I’m sure you’ve heard the term “pay gap” once or twice in your time. And I’m pretty sure that when you think about it, you get the picture that men get a paycheck that weighs 20% more than the females in their same field. I’m not here to dispute the fact that the average woman’s salary is about 85% of a man’s. I’m not here to dispute the fact that women struggle for fair wages.
However, I am here to say there’s a piece of the pay gap no one is actually talking about.
In fact, it’s a completely different kind of pay gap that gets glossed over and shoved to the side, no matter how much we fight for fair wages and equality in the pay scale.
It’s the pay gap between what you do and what you get paid for.
What’s the difference?
The difference is huge.
What you get paid for is the job you were hired to do. It’s what’s written down in black and white somewhere in the hiring papers and shoved into a drawer to be forgotten.
And what you do?
Well, while your job description has been fading away from anyone else’s memory, it’s getting rewritten by the things you’re picking up from the gaps other people are making.
What you do is add more to your plate. You take on others’ responsibilities knowing they’re not going to step up to do it. You do whatever it takes to get the jobs done because someone has to, and it might as well be you.
Can you see how the two don’t quite match up? You’re getting paid to do one job, but you’re actually putting in the effort of several.
Women’s reputation in the workplace
The thing is that female representation in the corporate world isn’t actually growing in leaps or bounds. In the past few years, it hasn’t really improved at all.

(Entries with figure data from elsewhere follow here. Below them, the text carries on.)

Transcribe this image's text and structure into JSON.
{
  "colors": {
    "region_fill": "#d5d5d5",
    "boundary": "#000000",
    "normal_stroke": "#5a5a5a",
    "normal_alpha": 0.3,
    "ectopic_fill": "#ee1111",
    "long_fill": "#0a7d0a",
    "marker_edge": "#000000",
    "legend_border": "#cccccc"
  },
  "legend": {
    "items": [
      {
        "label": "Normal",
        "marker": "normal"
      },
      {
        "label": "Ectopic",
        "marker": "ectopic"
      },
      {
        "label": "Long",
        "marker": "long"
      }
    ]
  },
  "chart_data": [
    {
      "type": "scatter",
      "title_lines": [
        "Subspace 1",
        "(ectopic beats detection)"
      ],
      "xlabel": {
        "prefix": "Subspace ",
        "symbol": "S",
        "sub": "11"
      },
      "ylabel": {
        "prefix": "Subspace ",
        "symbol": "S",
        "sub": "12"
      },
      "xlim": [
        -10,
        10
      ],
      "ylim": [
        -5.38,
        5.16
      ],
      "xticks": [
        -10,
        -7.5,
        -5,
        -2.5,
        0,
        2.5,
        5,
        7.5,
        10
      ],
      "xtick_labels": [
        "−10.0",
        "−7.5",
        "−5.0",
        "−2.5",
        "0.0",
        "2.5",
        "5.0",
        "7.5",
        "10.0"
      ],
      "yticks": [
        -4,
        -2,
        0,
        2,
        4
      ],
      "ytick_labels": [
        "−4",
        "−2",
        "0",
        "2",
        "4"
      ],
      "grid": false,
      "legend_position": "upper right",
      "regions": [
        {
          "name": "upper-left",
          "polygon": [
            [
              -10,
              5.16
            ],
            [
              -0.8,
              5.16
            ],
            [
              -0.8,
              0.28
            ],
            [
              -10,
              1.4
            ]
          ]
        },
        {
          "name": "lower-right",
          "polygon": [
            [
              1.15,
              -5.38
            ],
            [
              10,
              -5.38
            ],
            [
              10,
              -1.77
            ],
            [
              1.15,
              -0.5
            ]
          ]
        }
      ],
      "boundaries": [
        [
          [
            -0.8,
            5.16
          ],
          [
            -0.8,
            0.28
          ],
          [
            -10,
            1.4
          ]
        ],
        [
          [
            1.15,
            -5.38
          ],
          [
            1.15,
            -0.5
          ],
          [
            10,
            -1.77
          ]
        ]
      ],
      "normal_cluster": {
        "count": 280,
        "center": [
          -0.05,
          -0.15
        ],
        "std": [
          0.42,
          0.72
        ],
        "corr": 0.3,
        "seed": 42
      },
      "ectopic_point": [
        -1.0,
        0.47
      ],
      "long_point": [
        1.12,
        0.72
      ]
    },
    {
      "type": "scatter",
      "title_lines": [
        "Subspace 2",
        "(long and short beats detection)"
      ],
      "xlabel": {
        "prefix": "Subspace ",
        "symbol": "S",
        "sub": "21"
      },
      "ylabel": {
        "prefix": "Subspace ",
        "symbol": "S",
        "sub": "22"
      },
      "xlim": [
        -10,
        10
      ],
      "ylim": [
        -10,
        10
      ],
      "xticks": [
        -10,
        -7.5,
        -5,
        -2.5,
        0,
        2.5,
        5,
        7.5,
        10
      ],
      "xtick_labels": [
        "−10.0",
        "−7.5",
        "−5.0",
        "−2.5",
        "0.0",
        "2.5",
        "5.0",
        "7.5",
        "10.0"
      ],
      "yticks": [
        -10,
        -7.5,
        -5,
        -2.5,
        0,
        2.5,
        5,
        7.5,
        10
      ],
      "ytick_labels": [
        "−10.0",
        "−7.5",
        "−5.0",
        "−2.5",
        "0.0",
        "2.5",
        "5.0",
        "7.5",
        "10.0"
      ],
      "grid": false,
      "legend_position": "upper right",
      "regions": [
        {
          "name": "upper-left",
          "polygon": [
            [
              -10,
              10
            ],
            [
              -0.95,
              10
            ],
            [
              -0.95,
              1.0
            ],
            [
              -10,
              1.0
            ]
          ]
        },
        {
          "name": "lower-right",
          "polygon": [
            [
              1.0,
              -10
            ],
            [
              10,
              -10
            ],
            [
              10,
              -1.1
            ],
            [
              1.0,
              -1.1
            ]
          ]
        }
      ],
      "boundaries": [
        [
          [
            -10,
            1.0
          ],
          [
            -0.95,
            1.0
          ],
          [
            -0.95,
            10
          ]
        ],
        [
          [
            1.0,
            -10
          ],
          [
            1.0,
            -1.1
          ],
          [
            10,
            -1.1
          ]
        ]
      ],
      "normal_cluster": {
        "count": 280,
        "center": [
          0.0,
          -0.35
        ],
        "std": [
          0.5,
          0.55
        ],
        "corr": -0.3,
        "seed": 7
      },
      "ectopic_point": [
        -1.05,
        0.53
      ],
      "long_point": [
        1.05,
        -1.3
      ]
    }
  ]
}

Men still hold the majority of manager positions (over 60%)
Women are less likely to have access to senior leaders (over 30%)

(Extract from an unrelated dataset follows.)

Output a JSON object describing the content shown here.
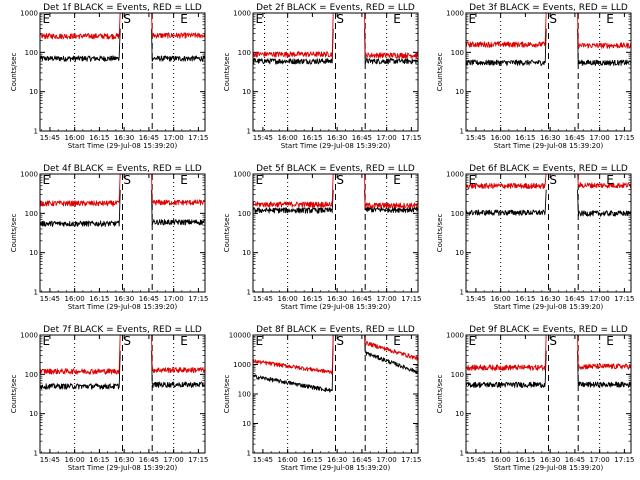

Women are more likely to deal with discrimination (more than 20% of women are mistaken for junior levels)
Ladies, it’s time we change this. By actually claiming the work you’re doing, announcing it to your teams, and demanding the respect that work should require. In fact, you’d be proving that women are not only capable of doing the higher jobs, but they, in fact, SHOULD have the higher-paying jobs.
Why? Because you’re the one actually getting ish done. You’re the one ensuring there are no gaps by doing the work of others. You’re the one who should be getting paid for that work.
The burnout effect
You didn’t get to the role you’re in by luck and chance. You’ve been working hard from day one with your company, proving your value as you pushed and pulled your way to where you are now.

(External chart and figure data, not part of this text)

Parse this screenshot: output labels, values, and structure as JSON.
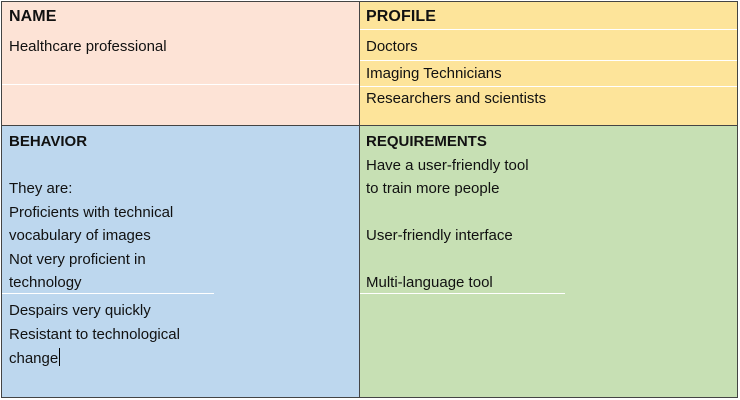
{
  "name_section": {
    "heading": "NAME",
    "value": "Healthcare professional"
  },
  "profile_section": {
    "heading": "PROFILE",
    "items": [
      "Doctors",
      "Imaging Technicians",
      "Researchers and scientists"
    ]
  },
  "behavior_section": {
    "heading": "BEHAVIOR",
    "lines": [
      "They are:",
      "Proficients with technical",
      "vocabulary of images",
      "Not very proficient in",
      "technology",
      "Despairs very quickly",
      "Resistant to technological",
      "change"
    ]
  },
  "requirements_section": {
    "heading": "REQUIREMENTS",
    "lines": [
      "Have a user-friendly tool",
      "to train more people",
      "User-friendly interface",
      "Multi-language tool"
    ]
  },
  "colors": {
    "name_bg": "#fde3d6",
    "profile_bg": "#fde49a",
    "behavior_bg": "#bdd7ee",
    "requirements_bg": "#c7e0b4",
    "border": "#444444"
  }
}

You got here by taking on extra work so that you could prove your worth and so that’s what you’ve continued to do. Only, now it’s at the point where no one sees the extra you’re putting in, and the lack of credit is detrimental to your advancement into the next role.
You’ve become reliable and indispensable right where you are. So, why would anyone promote you?
Today, more women are taking on extra responsibilities. They’re doing more to support their teams. They’re doing more for their companies to succeed. And in the same breath, more women are letting that critical extra work go unrecognized and unrewarded in the name of helping out the business.
All the extra work, extra tasks, and extra unspoken commitments that aren’t being prioritized add to the invisible weight on every woman’s shoulders. This leads to one very detrimental thing: they become complacent with the idea that they’re just gonna have to pick up the slack without being recognized for it.
That is until they burn themselves out to the point where they can’t do any of it anymore. Including the role, they were hired for.
What’s Your Corporate Worth?
While I can’t put a black and white pound, euro, or dollar amount on what you should be paid, I can tell you one thing: You are worth more than the paycheck you’re currently getting.
If you’re feeling the burnout of taking on too many tasks, and yet you know your hand needs to be on them because who else is going to do them? Hugo? Not likely.
If you’ve scratched and clawed your way to where you are now and you’re tired of digging your nails in and barely getting the recognition you deserve,
Then you’re worth way more than the job you get paid for.
Because that’s the pay of a single job when you’re doing several. We all know that when you leave or go on mat leave or are have been signed off with stress and burn out that you will be replaced with two or three other people splitting your role.
Not many see this type of pay gap, maybe you’ve not been seeing it, either. But this is the one I see all the time. And my guess is, if we all join together (like in The Compass Club) to demand the pay we deserve, we’ll see more women in leadership and fewer women at the brunt end of discrimination and pushover.